Conservative Party leadership candidate Kemi Badenoch created a controversy by suggesting maternity pay is “excessive“. But Tory chair Richard Fuller responded by coming out to brag about how his party actually “brought in statutory maternity pay”. But that’s a simplistic and misleading assessment of how maternity pay arose.
The history of maternity support
Back in 1911, the National Insurance Act under Liberal politician David Lloyd George legislated for a universal maternal health benefit. Then, in 1946, Labour’s Clement Attlee extended on the act’s scope. The changes meant that:
Mothers received an allowance for each child if they had been paying National Insurance in addition to a lump sum payable on the birth of each child.
Payments included a maternity grant, attendance allowance, and maternity allowance. As a government document notes, the maternity allowance “originated as a contributory benefit introduced in 1948” and “was originally paid for 13 weeks but increased to 18 weeks in 1953”.
Later, under Labour’s Harold Wilson, “the Employment Protection Act 1975 prohibited dismissal on grounds of pregnancy and granted maternity leave”. As Labour’s Jo Richardson argued during the debates surrounding maternity rights that year, “most European countries make much better provision for maternity pay than we do”.
As an academic paper outlined in 2003, the Conservatives really came into the story in 1987. In that year, “Maternity Pay was relabelled Statutory Maternity Pay (SMP) with minor administrative changes”. But as the Independent reported in 2010:
In 1987, the universal maternity grant was removed. State-paid maternity allowance was restricted.
And it described European criticism of the state of British employment law in 1988:
The only state not to provide full statutory maternity leave, Britain had blocked the adoption of a draft directive setting out minimum standards on parental leave.
So the Tories were hardly at the forefront of maternity rights. If anything, they were often holding them back.
Richard Fuller(Tory Party Chair): "The Tory party brought in statutory maternity pay." 👀
but
Statutory maternity pay was introduced in July 1948 under Clement Attlee, a Labour Prime Minister.#KayBurley pic.twitter.com/pqoxIDhaNP
— Haggis_UK 🇬🇧 🇪🇺 (@Haggis_UK) September 30, 2024
Maternity pay needs a big boost
Tories like Fuller and Badenoch, of course, have a history of exaggerating or misleading people on these issues.

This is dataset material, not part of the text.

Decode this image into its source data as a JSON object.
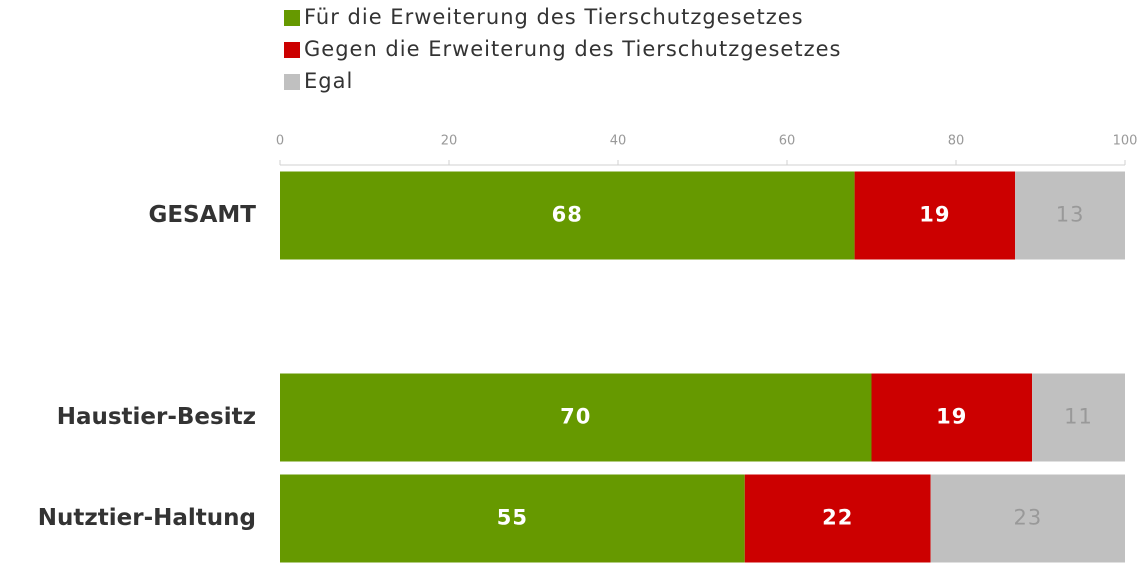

A UCL blog, for example, noted that Jacob Rees-Mogg’s claim in 2023 that “the UK has the best maternity rights in the world” was “an odd statement and contrary to international evidence”.
And in the same year, William Cash suggested that “the UK actually has 52 weeks of maternity pay”. That was also wrong. In reality, “only six of these 52 weeks attract well-paid income replacement, at 90% of previous salary; the next 33 weeks are paid but at a low flat-rate (£156.66 per week), while the remaining 13 weeks are unpaid”.
Also, it’s important to point out that over a decade of Tory rule has hardly helped the situation.
For example, a survey for Unison revealed in February 2024 that “a quarter of women have gone without eating while receiving only the statutory maternity rate”. Many women, particularly from minority groups, are in insecure jobs with low pay that don’t allow them statutory maternity benefits.
Indeed, maternity pay tends to be higher for women with higher-paying jobs. Overall, the vast majority of women who took part in the survey had money worries before and after their children’s birth. And over half went back to work “before they were ready” for the same reason.
Unison and its survey provider, Maternity Action, urged the government to make changes. They insisted on the need to double statutory maternity pay to meet the equivalent of the national minimum wage.
After the backlash over Badenoch’s words, she later corrected herself, saying “of course maternity pay isn’t excessive”. And on that, if little else, we can completely agree.